This last week saw an explosion of pent-up frustration. It started with an argument sparked by a prominent edu-tweeter and then rapidly moved on to a critique of researchED.
You could almost sense the release of pressure. All of a sudden, armchair pundits everywhere were having their say on what researchED should be and how it should be run.
Since the initial diffuse criticisms, it has emerged that there are those out there who value different things. To them, researchED is ‘positivistic’, too critical of teacher education and too concerned with a narrow view of ‘what works’. They would prefer it to pursue and promote their own priorities rather than those of the people who run it and organise it all. And you can understand why. After all, researchED is pretty successful.
As a grassroots movement, researchED is capable of mobilising teachers on their precious weekends to come and listen to researchers and fellow teachers discuss the practical application of empirical education research. It has now grown into an international movement, running conferences in different continents. And it has achieved this without charging $600 a ticket thanks to partnering with a range of people and organisations who see its value.

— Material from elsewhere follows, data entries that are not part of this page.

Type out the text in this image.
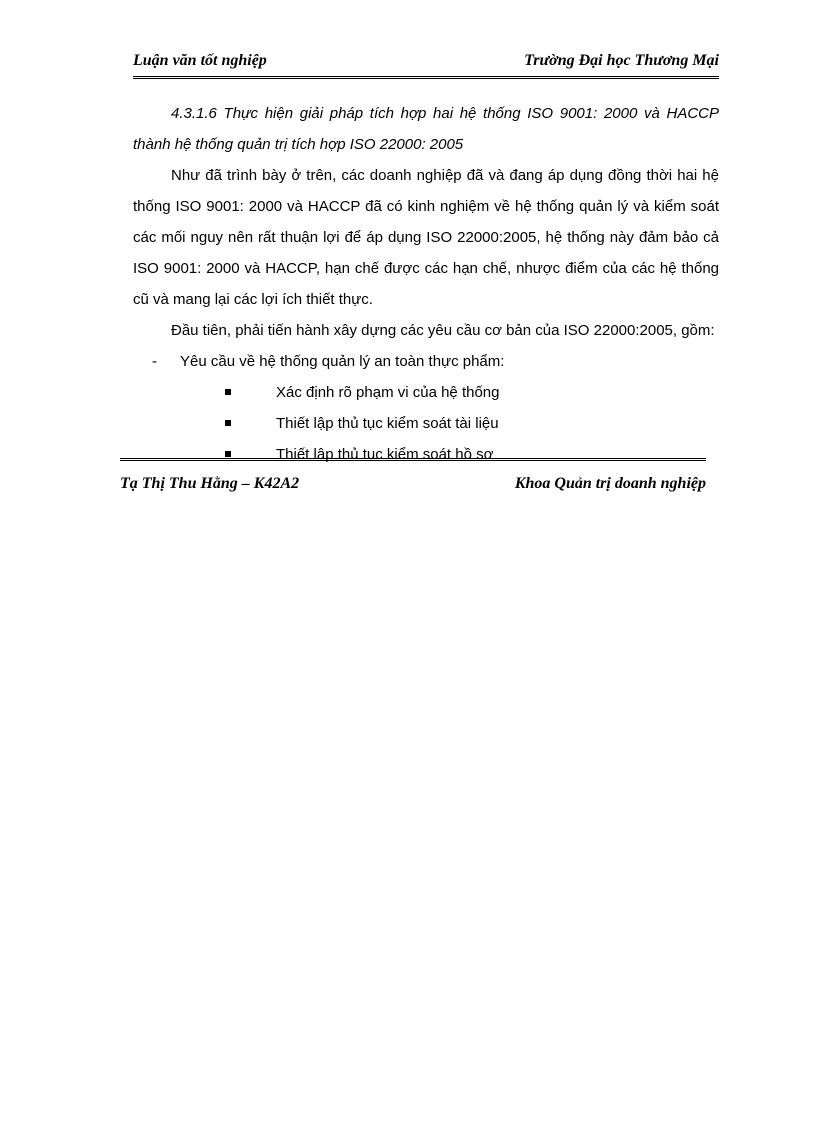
Luận văn tốt nghiệp	Trường Đại học Thương Mại

4.3.1.6 Thực hiện giải pháp tích hợp hai hệ thống ISO 9001: 2000 và HACCP thành hệ thống quản trị tích hợp ISO 22000: 2005

Như đã trình bày ở trên, các doanh nghiệp đã và đang áp dụng đồng thời hai hệ thống ISO 9001: 2000 và HACCP đã có kinh nghiệm về hệ thống quản lý và kiểm soát các mối nguy nên rất thuận lợi để áp dụng ISO 22000:2005, hệ thống này đảm bảo cả ISO 9001: 2000 và HACCP, hạn chế được các hạn chế, nhược điểm của các hệ thống cũ và mang lại các lợi ích thiết thực.

Đầu tiên, phải tiến hành xây dựng các yêu cầu cơ bản của ISO 22000:2005, gồm:

- Yêu cầu về hệ thống quản lý an toàn thực phẩm:
Xác định rõ phạm vi của hệ thống
Thiết lập thủ tục kiểm soát tài liệu
Thiết lập thủ tục kiểm soát hồ sơ
Tạ Thị Thu Hằng – K42A2	Khoa Quản trị doanh nghiệp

Who wouldn’t want a piece of that?
Well, I have an idea. Don’t be disheartened if researchED doesn’t promote your agenda. Instead, why not consider starting a movement of your own? For instance, there could be a pomoED that is largely uninterested in practical applications and ‘what works’. Instead, it could focus on dialectic, critical pedagogy and all that kind of caper. Organisers would be free to monitor presenters’ ethnicities and genders in whatever way they saw fit.
All you would need to do is find the right partners, put it out there and see what happens. I’m sure that there are plenty of teachers literally dying at the thought of an opportunity like this.